Darüber hinaus hat die AfD sich an den weiteren Punkten der Tagesordnung sachlich beteiligt und die im Vorfeld erarbeiteten Handlungsansätze eingebracht:
- Bei der Schulsozialarbeit wurde betont, dass eine reine Steuerung über den Sozialindex NRW nicht zu einer Vernachlässigung von Schulen mit niedriger Indexstufe führen darf. Die AfD hat eine grundlegende Basisversorgung an allen Schulen eingefordert und darauf hingewiesen, dass ordnungspolitische Maßnahmen und eine intensivere Zusammenarbeit mit dem Jugendamt beim Thema Gewalt und Kinderschutz ebenso notwendig sind wie zusätzliche Stundenkontingente.
- Im Zusammenhang mit der Schulentwicklungsplanung und den OGS-Zahlen hat die AfD auf die bereits heute hohe Auslastung hingewiesen und gefordert, steigende Schülerzahlen, Neubaugebiete und den künftigen Ganztags-Rechtsanspruch realistisch einzuplanen – statt „auf Kante“ zu rechnen und dann in Notlösungen zu geraten.
- Bei dem Thema Sporthallenplanung hat die AfD eine Linie fiskalischer Vernunft vertreten: Zustimmung dort, wo nachweislich Kostenvorteile für die Stadt entstehen, und klare Bedingungen bei größeren Investitionen wie der neuen Sporthalle an der Ernst-Barlach-Gesamtschule (Zustimmung nur bei gesicherter Förderkulisse).
Insgesamt zeigt die Sitzung aus Sicht der AfD-Mitglieder, dass die Stadt Dinslaken in der Schulpolitik vor einem Zielkonflikt steht: Steigende Bedarfe durch Neubaugebiete, wachsende Betreuungsansprüche und überfüllte OGS-Angebote stehen einem äußerst angespannten Haushalt gegenüber.
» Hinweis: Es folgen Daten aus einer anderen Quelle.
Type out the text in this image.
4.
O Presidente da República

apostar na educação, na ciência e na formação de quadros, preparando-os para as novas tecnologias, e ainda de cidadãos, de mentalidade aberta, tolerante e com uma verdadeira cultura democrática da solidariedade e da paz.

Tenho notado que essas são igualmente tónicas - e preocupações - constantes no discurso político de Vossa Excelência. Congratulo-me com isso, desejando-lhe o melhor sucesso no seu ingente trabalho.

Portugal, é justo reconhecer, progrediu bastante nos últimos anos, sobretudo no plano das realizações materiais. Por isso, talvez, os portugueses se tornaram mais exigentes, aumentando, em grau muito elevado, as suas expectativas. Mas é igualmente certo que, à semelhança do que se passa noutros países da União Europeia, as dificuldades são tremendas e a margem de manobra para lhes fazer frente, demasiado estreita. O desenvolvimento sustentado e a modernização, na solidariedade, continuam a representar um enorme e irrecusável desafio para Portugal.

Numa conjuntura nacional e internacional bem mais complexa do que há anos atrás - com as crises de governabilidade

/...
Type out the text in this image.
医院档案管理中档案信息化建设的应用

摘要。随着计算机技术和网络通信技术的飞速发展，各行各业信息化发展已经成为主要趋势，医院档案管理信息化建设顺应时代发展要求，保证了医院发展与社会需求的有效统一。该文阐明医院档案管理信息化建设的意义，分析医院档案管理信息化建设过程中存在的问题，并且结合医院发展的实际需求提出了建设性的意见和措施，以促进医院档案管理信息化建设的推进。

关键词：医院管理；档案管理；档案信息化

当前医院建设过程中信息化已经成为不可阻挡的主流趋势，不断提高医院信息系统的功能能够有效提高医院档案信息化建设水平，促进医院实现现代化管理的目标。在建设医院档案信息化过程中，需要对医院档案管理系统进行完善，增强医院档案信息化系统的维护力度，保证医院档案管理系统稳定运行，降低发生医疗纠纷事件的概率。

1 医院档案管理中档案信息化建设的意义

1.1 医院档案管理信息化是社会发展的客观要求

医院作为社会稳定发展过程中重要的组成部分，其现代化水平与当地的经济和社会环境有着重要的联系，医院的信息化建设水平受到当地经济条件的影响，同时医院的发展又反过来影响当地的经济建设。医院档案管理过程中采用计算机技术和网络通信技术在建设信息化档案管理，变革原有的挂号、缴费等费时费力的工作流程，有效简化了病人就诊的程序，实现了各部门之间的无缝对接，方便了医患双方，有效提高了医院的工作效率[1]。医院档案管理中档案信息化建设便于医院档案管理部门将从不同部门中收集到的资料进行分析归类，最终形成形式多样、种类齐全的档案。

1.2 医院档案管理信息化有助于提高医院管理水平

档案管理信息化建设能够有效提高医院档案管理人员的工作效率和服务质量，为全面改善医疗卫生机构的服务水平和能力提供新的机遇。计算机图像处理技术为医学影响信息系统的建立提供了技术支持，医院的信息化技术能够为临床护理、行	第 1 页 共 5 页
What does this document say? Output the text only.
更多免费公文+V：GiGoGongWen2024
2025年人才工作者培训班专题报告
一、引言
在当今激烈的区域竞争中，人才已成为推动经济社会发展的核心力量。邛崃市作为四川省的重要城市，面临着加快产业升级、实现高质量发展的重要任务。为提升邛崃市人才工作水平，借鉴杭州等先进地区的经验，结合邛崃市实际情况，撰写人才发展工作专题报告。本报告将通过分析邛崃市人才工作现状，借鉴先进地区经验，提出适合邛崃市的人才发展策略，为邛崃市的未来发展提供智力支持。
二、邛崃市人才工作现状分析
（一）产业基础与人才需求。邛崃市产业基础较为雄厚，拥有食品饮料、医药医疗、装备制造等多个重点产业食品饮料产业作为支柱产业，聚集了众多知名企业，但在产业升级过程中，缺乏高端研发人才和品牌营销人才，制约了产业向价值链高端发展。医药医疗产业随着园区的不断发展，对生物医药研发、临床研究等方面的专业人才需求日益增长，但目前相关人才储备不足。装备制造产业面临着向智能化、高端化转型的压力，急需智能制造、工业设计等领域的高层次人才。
Die AfD hat in dieser Sitzung deutlich gemacht, dass Pflichtaufgaben – Unterrichtsräume, OGS-Plätze, baulich ausreichend dimensionierte Schulen wie die Klaraschule – konsequent Vorrang vor freiwilligen Prestigeprojekten haben müssen. Gleichzeitig hat sie durch kritische Nachfragen, konkrete Vorschläge zur Gegenfinanzierung (Eishalle) und die Forderung nach solider Datengrundlage (Evaluation Schulsozialarbeit) konstruktiv an Lösungen mitgearbeitet.